How is air filtered through N95 masks?

Last year was a very strange and difficult year, and among all the things we’ve learned, personal protective equipment is now something most of us are experts in. Often referred to by the acronym PPE, these products have been the center of attention and main topic of discussion due to the virus. Face masks have been particularly a big topic of discussion, as they’re the main method for virus control we’re implementing.

As expected, healthcare workers have been some of the most exposed ones to the dangers of COVID-19, which is why they need only the most effective pieces of PPE, which includes several layers for them to work safely, particularly when treating COVID-19 cases.

The minimum amount of PPE a healthcare provider needs includes gowns, gloves, face shields, N95 masks, and surgical masks. These items were easily found for sale online before the pandemic, and people could buy them in bulk and wholesale with no problem. Now, the demand has been so high, even healthcare centers struggle to obtain them.

There’s no doubt N95 respirators are the most widely discussed item among the PPE we mentioned, since their filtering properties have turned them into a valuable product in the healthcare field. But, a lot of people don’t know how they work, and are sometimes scared they won’t be able to breathe properly with them.

This article will focus on explaining how air is filtered through an N95 mask.

The name of these masks comes from a classification of respirators used in the United States to regulate these products. They’re considered disposable face masks, and offer very high antiviral filtering properties, which is why they surpass surgical mask, the most commonly used face mask in this industry, for virus protection in the healthcare field. Of course, they’re also a lot more efficient than reusable cloth masks, which are the ones recommended for the general public. Those masks should not be used in healthcare settings for protection against COVID-19.

The classification from which the name of these masks come is established by an entity known as NIOSH, which stands for the National Institute for Occupational Safety and Health. This federal agency is a part of the Centers for Disease Control and Prevention (CDC), and is in charge of issuing recommendations to workplaces in the USA with the goal of avoiding occupational illnesses or injuries.

Respirators are masks or mask-like devices that can filter out the air a person is breathing.
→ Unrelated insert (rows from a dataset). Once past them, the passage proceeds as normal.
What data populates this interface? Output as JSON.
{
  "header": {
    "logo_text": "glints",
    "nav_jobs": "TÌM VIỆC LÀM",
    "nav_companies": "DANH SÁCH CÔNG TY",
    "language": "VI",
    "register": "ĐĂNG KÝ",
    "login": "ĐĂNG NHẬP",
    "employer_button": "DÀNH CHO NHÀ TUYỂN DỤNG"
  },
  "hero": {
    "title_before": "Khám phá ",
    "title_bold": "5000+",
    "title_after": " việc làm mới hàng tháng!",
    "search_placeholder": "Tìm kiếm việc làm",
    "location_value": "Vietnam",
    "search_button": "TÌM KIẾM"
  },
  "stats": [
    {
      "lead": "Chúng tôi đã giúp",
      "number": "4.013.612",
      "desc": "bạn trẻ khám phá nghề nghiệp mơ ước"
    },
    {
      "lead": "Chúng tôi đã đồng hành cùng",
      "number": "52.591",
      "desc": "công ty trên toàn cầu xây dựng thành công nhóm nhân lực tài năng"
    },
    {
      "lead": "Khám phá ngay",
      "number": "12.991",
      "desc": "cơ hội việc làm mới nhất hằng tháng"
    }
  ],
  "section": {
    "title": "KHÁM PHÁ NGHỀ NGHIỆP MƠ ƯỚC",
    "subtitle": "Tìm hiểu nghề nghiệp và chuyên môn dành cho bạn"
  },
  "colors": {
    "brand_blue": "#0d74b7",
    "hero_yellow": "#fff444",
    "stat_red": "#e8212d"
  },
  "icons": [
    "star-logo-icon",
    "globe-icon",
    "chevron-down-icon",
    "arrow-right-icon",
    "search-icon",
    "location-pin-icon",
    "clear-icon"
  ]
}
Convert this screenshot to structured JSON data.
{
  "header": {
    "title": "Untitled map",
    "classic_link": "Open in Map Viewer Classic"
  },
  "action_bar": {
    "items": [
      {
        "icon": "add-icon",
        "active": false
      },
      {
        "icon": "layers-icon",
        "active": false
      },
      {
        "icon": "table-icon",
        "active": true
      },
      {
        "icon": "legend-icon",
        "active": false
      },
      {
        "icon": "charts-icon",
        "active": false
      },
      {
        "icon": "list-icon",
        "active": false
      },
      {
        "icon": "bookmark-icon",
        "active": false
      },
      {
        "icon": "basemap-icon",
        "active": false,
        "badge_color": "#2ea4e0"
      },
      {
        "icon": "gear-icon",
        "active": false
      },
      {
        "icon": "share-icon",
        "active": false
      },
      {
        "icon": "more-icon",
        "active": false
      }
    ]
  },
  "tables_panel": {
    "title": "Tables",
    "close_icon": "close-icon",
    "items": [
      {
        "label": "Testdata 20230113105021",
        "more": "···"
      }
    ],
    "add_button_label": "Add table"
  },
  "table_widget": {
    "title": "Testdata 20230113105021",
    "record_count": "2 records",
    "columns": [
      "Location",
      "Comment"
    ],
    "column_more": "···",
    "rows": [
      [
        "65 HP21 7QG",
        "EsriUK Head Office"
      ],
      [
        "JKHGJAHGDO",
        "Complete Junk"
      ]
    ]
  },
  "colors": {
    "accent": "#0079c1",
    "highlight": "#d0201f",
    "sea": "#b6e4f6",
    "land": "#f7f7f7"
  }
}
They’re used as PPE in many different work settings that have all types of respiratory hazards present. These particles can cause serious health conditions on workers exposed to them, so respirators protect them by filtering them out and preventing them from inhaling them at work.

To name respirators in the classification, they take into consideration two characteristics:

Oil resistance: this is directly proportional to their efficacy to filter out oil-based particles. A letter is assigned to indicate these: N means not resistant, R means somewhat resistant, and P means oil-proof.

Filtration efficacy: this is represented by a number in the name: 95, 99, or 100, and they’re the percentage of minimum particulate filtration efficacy, which tells us the number of airborne particles (those with a 0.3 micrometer size) the mask can filter out.

We can conclude after reading this explanation that N95 masks have no oil resistance and a filtration rate of 95%. This translates into the ability to filter out 95% of the airborne particles in the air that don’t contain oil. This includes a wide range of particles considered respiratory hazards in different work settings.

For example, in construction or mining sites, we can find dust, firefighters can encounter smoke, gardeners are constantly exposed to pollen, and healthcare workers have bioaerosols as threats, like the flu virus or, most recently, the novel coronavirus. These are all non-oil based airborne particles, and therefore N95 masks have a wide range of uses.

Since NIOSH establishes the requirements for these respirators, N95 masks and other respirators contained in the classification have to be approved by them after being tested to make sure they can be sold as that respirator type.

So, if a manufacturer produces N95 masks and want to market them as such, NIOSH has to first evaluate them and grant their approval. N95 masks used in the healthcare field specifically represent a medical device, which requires regulation from the Food and Drug Administration (FDA), so these masks need approval from both entities.

People often confuse N95 masks with KN95 masks, and many think they’re the same mask. This isn’t true simply because KN95 masks are manufactured and regulated with a different standard used in China. Even though they’re very similar to the NIOSH ones, they have some differences, and should not be considered the same. However, KN95 masks also offer 95% filtration rate for non-oil based airborne particles.

N95 respirators have a filter material inside of them. This material is known as a non-woven fabric or melt-blown material, which is the result of putting polypropylene or other types of plastic through a series of processes. The end result is a fabric with multiple tiny holes in it, which are meant to trap and filter out very small particles. Additionally, some N95 masks contain electrostatic charges in their filter media to enhance the filtration by attracting and trapping particles with the opposite charge.

Some of the most reputable brands when it comes to N95 masks include Honeywell and 3M. The most popular 3M N95 mask models include the 3M 8210 and the 3M 8511 for industrial uses, and the 3M 1860 as a surgical N95 mask.